An MP known for campaigning for transparency in other politician's spending habits has been rapped across the knuckles for his own.

Norman Baker, Liberal Democrat MP for Lewes, was criticised for sending out an expenses-funded constituency newsletter which featured an advert about work done by a fellow member of the same political party.

The eight-page document is funded by Incidental Expense Provisions IEPs which, according to Parliamentary regulations, should not be used for party political or campaigning material.

Parliament's Standards and Privileges Committee investigated the matter after a complaint by Tristan Donovan, who lives in Southover High Street, Lewes.

It upheld the complaint, agreed the MP had broken the rules but said it did not intend to take further action.

A report issued as a result said: "We reiterate that the inclusion of material of a party political nature is not permissible in publications funded from Parliamentary allowances."
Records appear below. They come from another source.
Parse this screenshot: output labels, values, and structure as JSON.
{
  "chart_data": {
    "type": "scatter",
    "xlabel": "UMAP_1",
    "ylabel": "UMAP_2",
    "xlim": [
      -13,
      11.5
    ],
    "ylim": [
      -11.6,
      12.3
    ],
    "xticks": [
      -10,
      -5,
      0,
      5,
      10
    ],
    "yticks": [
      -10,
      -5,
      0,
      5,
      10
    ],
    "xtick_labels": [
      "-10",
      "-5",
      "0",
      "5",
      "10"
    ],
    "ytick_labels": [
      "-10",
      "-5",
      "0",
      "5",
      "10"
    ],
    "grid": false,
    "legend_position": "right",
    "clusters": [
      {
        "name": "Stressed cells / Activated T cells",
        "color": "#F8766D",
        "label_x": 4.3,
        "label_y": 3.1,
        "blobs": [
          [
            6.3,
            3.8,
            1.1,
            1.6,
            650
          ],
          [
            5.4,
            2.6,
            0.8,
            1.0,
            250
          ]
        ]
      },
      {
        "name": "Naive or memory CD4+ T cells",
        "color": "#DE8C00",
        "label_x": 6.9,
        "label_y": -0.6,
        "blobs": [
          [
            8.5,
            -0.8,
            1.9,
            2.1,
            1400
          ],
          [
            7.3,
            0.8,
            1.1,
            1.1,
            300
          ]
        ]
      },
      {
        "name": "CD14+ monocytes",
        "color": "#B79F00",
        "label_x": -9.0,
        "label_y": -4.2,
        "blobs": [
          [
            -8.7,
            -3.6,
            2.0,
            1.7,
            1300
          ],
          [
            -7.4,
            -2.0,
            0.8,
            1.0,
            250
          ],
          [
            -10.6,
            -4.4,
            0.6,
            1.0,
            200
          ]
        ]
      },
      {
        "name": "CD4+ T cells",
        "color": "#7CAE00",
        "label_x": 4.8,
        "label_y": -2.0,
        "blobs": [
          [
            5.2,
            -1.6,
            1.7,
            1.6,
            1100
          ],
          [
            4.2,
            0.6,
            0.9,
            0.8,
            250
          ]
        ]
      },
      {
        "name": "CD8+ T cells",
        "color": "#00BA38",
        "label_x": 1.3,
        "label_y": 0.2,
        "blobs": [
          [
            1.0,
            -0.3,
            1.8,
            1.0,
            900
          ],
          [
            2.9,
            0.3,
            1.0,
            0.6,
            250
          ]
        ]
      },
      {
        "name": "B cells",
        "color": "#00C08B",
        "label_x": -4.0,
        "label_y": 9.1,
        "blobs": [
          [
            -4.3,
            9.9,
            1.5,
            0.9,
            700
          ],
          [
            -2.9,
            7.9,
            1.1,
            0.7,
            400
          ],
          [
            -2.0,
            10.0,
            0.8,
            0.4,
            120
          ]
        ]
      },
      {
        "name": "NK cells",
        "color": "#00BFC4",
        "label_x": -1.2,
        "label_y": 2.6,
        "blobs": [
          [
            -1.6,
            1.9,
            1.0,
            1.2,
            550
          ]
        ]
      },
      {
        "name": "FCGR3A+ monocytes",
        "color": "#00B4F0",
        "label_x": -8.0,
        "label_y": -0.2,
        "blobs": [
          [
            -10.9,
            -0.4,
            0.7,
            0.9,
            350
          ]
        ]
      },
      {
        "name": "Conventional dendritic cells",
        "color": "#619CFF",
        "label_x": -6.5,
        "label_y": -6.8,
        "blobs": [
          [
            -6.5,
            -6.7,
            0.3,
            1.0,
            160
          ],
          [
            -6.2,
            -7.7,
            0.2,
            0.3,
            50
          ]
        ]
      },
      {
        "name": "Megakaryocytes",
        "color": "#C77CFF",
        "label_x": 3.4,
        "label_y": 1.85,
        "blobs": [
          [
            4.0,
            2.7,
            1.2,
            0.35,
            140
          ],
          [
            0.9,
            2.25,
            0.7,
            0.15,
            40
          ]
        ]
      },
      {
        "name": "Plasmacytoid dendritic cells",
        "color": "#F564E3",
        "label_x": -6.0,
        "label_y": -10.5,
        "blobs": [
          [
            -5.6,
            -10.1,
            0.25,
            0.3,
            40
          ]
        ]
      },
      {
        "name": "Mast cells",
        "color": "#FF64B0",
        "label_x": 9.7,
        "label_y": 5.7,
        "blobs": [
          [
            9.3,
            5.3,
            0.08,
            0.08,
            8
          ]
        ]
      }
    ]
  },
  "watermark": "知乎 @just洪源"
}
Mr Donovan said: "Norman Baker is very vocal about people not using public money properly so this seems hypocritical that he is doing it himself "It is obviously a misuse of taxpayers' money and shouldn't be used to promote political allies."

Conservative candidate Jason Sugarman said: "Mr Baker is a great one for campaigning about other people who misuse expenses and it seems he has been caught out doing the same.

"He is the first one to jump up and down when other people break the rules and now it is his turn."

Mr Baker said he accepted the finding of the commissioner but argued that the case was a "marginal one".

He said: "It is very important that the highest standard of probity is maintained so of course I accept the judgement. The inclusion of advertising generally was an attempt to reduce the cost on the British taxpayer.

"If I had charged taxpayers more the trouble wouldn't have arisen. This is a marginal case, which is clearly reflected in what they have concluded.

"Next year I will avoid advertising and charge the taxpayer, which is the implication of what they want me to do."

Mr Baker campaigned for two years for information about MPs' travel expenses to be disclosed because he believed it would make Parliament more accountable. Using the Freedom of Information (FoI) Act, he forced the authorities to release the information which was finally published this February.